Every person within the organisation – from the front desk to the CEO and Board – should have access to a comprehensive toolkit, which they would have been trained on recently and indicates exactly what they should and should not do.
Coordination and communication
The response to the attack would require close coordination and communication between government agencies, the private sector, and international partners.
The ASD would likely establish a central command centre to coordinate the response, with representatives from relevant agencies and sectors involved.
Communication channels would include secure online messaging systems, dedicated phone lines, and regular briefings and updates to stakeholders.
At this stage in the war-game, the Board and executives should already be discussing:
- What are the key messages we can and should be sharing with staff, customers, partners, investors, the government, and the media?

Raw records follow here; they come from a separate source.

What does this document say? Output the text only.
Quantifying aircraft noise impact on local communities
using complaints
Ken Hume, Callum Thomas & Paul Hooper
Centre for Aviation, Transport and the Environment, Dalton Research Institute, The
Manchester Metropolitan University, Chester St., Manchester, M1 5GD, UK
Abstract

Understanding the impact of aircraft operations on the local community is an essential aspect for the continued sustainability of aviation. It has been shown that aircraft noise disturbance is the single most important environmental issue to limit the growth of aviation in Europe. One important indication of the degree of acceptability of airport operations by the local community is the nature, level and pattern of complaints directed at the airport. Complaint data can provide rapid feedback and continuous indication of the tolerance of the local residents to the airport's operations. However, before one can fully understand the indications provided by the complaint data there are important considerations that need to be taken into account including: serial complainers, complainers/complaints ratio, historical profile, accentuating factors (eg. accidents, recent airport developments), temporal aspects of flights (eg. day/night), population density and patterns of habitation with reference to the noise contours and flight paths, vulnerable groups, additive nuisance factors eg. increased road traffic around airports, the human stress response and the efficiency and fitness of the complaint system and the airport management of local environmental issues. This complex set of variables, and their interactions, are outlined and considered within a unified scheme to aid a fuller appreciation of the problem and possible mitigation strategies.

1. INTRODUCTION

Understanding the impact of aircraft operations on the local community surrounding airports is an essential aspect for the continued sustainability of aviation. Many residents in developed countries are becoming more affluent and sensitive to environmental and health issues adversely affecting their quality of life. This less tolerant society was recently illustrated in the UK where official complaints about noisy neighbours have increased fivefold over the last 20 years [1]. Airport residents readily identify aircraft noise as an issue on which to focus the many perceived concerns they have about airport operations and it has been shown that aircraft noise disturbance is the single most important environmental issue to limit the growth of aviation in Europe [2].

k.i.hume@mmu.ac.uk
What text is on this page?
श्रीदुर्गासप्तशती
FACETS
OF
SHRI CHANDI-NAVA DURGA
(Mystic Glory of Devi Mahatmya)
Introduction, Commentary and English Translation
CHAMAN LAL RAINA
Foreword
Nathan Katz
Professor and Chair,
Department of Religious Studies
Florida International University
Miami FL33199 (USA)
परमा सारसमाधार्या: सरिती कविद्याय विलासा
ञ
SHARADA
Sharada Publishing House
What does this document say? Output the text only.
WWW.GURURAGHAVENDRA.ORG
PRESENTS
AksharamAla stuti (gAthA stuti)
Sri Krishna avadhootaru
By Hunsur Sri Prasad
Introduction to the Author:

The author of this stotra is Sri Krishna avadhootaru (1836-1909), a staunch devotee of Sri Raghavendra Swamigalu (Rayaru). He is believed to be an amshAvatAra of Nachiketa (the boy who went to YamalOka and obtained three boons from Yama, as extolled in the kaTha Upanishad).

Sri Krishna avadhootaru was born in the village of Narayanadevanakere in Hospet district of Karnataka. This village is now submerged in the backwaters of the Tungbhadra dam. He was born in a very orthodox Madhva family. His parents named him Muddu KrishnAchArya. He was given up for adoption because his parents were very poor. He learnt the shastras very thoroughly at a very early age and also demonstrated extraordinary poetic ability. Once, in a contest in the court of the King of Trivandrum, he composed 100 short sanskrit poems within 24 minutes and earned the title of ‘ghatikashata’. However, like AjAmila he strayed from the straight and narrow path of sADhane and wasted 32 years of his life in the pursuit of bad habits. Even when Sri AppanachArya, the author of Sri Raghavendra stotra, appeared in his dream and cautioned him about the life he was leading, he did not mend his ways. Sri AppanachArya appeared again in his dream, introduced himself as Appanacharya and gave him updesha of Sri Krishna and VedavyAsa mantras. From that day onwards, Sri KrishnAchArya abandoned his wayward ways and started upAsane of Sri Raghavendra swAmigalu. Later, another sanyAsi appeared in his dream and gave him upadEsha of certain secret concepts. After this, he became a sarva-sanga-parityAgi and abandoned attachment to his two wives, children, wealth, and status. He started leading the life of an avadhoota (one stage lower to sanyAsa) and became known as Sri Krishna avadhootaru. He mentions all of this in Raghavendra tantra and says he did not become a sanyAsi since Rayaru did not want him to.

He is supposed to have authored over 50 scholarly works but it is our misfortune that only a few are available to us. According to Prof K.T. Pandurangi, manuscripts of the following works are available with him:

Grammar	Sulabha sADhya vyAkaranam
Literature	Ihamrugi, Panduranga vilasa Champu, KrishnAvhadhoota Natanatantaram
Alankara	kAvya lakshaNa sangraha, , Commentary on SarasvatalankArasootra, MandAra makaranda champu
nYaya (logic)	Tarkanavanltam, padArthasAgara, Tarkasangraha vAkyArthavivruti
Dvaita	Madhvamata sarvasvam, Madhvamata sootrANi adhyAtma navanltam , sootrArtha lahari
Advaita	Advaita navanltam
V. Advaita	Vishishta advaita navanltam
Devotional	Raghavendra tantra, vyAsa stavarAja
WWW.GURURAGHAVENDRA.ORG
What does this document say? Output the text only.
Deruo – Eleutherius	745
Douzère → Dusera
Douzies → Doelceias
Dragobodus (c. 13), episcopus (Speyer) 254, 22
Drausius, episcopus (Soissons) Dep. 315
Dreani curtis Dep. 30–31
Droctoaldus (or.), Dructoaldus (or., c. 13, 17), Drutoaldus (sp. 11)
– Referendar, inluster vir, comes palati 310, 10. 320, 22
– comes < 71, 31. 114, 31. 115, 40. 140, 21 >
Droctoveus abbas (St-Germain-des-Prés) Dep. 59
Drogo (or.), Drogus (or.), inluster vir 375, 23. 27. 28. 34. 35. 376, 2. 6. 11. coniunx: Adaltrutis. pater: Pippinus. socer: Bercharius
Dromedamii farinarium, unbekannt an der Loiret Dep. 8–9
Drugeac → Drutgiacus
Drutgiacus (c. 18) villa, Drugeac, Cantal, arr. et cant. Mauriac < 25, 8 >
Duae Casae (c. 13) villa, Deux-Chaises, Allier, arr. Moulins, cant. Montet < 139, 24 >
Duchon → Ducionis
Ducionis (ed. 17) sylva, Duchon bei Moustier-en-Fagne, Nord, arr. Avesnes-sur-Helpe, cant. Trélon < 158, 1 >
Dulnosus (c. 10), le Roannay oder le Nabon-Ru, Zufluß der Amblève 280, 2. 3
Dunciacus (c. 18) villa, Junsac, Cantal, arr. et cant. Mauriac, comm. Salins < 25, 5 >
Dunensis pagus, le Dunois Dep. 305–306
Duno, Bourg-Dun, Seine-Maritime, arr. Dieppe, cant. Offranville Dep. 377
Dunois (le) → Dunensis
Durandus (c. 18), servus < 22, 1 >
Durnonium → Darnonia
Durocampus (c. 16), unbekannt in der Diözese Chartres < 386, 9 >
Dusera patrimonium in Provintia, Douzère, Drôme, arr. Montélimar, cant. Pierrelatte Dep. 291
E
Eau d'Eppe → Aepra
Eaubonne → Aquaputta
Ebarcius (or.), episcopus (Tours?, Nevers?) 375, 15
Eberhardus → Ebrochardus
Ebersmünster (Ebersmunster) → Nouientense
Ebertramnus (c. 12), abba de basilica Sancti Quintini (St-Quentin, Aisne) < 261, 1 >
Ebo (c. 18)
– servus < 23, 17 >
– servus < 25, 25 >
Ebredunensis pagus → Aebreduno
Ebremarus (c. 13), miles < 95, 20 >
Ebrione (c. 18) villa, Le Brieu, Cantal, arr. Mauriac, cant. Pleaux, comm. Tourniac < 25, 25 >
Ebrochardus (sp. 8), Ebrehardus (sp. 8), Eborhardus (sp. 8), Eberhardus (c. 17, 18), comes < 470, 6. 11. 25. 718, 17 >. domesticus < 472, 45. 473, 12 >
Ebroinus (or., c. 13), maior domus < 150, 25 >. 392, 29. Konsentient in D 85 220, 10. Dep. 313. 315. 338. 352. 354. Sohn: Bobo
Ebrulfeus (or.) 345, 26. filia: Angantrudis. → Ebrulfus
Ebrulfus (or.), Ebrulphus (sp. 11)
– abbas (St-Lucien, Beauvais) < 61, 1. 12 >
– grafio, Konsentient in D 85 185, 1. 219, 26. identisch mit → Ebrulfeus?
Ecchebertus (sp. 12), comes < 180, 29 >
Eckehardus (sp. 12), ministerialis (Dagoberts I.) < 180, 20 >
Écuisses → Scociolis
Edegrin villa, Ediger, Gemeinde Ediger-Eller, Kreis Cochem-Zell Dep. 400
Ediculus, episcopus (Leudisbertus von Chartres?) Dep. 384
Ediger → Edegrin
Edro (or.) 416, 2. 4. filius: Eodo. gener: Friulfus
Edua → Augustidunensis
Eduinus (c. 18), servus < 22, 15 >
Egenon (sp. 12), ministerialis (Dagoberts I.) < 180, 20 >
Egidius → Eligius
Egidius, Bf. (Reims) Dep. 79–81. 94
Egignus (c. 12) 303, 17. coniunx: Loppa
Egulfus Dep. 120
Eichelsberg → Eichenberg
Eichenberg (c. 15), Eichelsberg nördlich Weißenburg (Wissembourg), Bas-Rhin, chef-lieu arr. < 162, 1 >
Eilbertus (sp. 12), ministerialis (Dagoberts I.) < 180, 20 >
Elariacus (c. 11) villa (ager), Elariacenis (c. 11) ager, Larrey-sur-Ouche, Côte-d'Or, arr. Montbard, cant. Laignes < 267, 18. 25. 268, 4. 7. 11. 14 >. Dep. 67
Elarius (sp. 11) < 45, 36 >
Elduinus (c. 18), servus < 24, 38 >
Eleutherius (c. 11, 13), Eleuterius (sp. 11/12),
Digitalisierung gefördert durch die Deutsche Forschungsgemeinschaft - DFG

- Who is the spokesperson for each of these audiences, and who can each of these audiences direct their concerns or questions to?
- How do we prioritise actions, and who is responsible for each?
- What are we legally responsible for, required to report, and should ethically act on?
- What actions should we be taking now to stop further impacts of this attack and start addressing the fallout so far?
- How much worse could this get, and how can we prepare for that now?
To conduct all of this effectively will require proper funding and resources.
The adversaries are well-funded and well-coordinated, and Australia needs to be as well.
The need for sufficient financial and skilled support has heightened in recent years and will likely continue to grow as Australia continues to support the US and the UK in its stance against Russia.
Considerations and context
By this stage in the war-game, it should be clear that the response to the attack would require a multi-faceted approach, including technical and operational measures, as well as communication and public outreach efforts.
The government would need to quickly identify the source of the attack and assess the extent of the damage caused.
The response would need to prioritise the restoration of critical infrastructure and services, while also identifying and neutralising any ongoing threats.
Local or state-based police, crime, or emergency responses plans would also need to be taken into consideration.
The coordination between federal and local governments and police forces can be a common way for collaborative efforts to break down.
In addition, the links between the public and private sector need to be seamless – if the public sector is taking an ‘all hands on deck’ approach while the private sector is assuming the government can address the issue on its own, the outcomes could be catastrophic.
The severity of the situation needs to be clearly communicated to all levels of the corporate community.
Preparing for the next threat
While this level of caution and the breadth of the exercise may seem excessive, the reality is this is just step one.
Military drills and actual war games happen often, and for good reason.
There is no point in undergoing a scenario plan or war-gaming exercise, only for the result to be a lengthy document that is stored in everyone’s cupboards for months or years, and then considered too outdated, complex, or difficult to action when an actual attack occurs.
If agencies and the private industry recognise the importance of these exercises to national cyber health and resilience, they should also recognise these exercises need to be conducted in-depth and on a regular basis.
This is the only way to ensure Australia is practically ready for both the current and upcoming threats.